With the aim of justifying Israel's cause and boosting its image aboard, Alster, 39, and two fellow reservists headed to the US last week for an 11-day tour of information duty that has brought them to synagogues, Jewish groups, college campuses, and government offices in New York and Washington.

The trip, the second of its kind, is the brainchild of New York-based businessman and a member of Hillel's board of governors, Joey Low. The first trip, in April, brought three reservists to 15 college campuses, and Low is planning to send small groups to Jewish summer camps in July and August to brief campers and counselors on the situation in Israel.

In the fall, he hopes to organize up to 25 groups and arrange meetings with both Jewish and non-Jewish audiences. Low, who helped found Peace Now, single-handedly funded both trips.

The current group is made up of three fluent English speakers: Alster, the father of four who moved to Israel from the US when he was 12; Saul Kramer, a 26-year-old South African who immigrated to Israel six years ago; and Nathalie Narcyz, 21, a student who immigrated from Belgium at age 6.

Walking around New York last week, Narcyz said she wants to humanize the IDF to Jews in the US. Although she finished her obligatory army service last year, Narcyz said she feels she is on the front lines of battle, as one of her classmates at the Interdisciplinary Center in Herzliya lost her parents and grandparents in the Pessah massacre in Netanya.

Narcyz explained that her classmate lived because she left the Park Hotel seder to have a cigarette a habit she had hidden from her family moments before a suicide bomber killed 29 people and wounded 140.

"People have the impression we're racist in Israel, that we shoot kids," said Narcyz. She said she wants American Jews to understand that Israel's military actions are justified as a means of stopping terrorism and allowing Israelis to live normal lives. "It's important to let them know, not to feel ashamed," she said.

Kramer, who was assigned to guard the entrance to the Jenin camp during the IDF operation there, described the frustration of reading media reports that Israel was preventing humanitarian aid from reaching the area after he had personally authorized the entrance of aid.

"What really angered us all was when [UN Special Envoy] Terje Roed-Larsen went in with a convoy of humanitarian aid and made a speech that no humanitarian aid went in," said Kramer. During Larsen's visit, 200 trucks of aid were let into the camp, he said.

Another incident Kramer witnessed was a French media organization trying to ferry a wanted terrorist from Jenin in their press vehicle.

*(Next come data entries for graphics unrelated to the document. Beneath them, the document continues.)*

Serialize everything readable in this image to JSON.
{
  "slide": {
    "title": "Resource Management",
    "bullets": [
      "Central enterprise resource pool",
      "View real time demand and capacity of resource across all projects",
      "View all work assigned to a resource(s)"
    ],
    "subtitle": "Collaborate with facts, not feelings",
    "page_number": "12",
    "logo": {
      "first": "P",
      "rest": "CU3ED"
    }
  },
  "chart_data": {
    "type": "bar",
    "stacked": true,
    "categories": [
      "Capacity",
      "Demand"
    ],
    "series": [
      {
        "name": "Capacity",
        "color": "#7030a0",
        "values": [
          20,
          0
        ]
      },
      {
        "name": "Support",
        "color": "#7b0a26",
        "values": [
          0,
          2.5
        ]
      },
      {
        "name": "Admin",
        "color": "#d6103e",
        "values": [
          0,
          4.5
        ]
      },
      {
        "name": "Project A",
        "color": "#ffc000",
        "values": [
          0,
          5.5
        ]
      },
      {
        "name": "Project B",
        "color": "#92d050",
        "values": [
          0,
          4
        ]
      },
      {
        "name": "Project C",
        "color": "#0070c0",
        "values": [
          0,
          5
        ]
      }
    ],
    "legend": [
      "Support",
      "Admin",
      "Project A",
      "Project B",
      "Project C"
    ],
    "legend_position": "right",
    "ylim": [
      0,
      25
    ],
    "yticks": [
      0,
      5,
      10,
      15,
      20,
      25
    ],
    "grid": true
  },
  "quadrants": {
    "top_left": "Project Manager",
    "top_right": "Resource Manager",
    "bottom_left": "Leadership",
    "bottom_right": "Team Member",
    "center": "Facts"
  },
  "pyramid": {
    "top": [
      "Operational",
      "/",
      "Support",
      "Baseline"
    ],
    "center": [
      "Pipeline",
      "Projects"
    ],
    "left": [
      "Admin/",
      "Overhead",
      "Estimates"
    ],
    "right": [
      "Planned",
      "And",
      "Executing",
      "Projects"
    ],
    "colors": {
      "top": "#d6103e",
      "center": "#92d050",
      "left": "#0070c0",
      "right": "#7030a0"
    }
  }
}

Still, says Kramer, Israel could have argued its cause better, something he has been trying to do in e-mails to friends and family. "The Israeli government was not successful in communicating why they didn't let in the press or the UN fact-finding team," he said.

Alster agreed. "I think we're at fault partially in the way we explain ourselves. We need more emotion and less history. But we've also reached a stage where we don't have to be liked. We have to do what's right for us and keep to our moral standards.

"We have to be true to ourselves so that my 16-year-old daughter can get on a bus."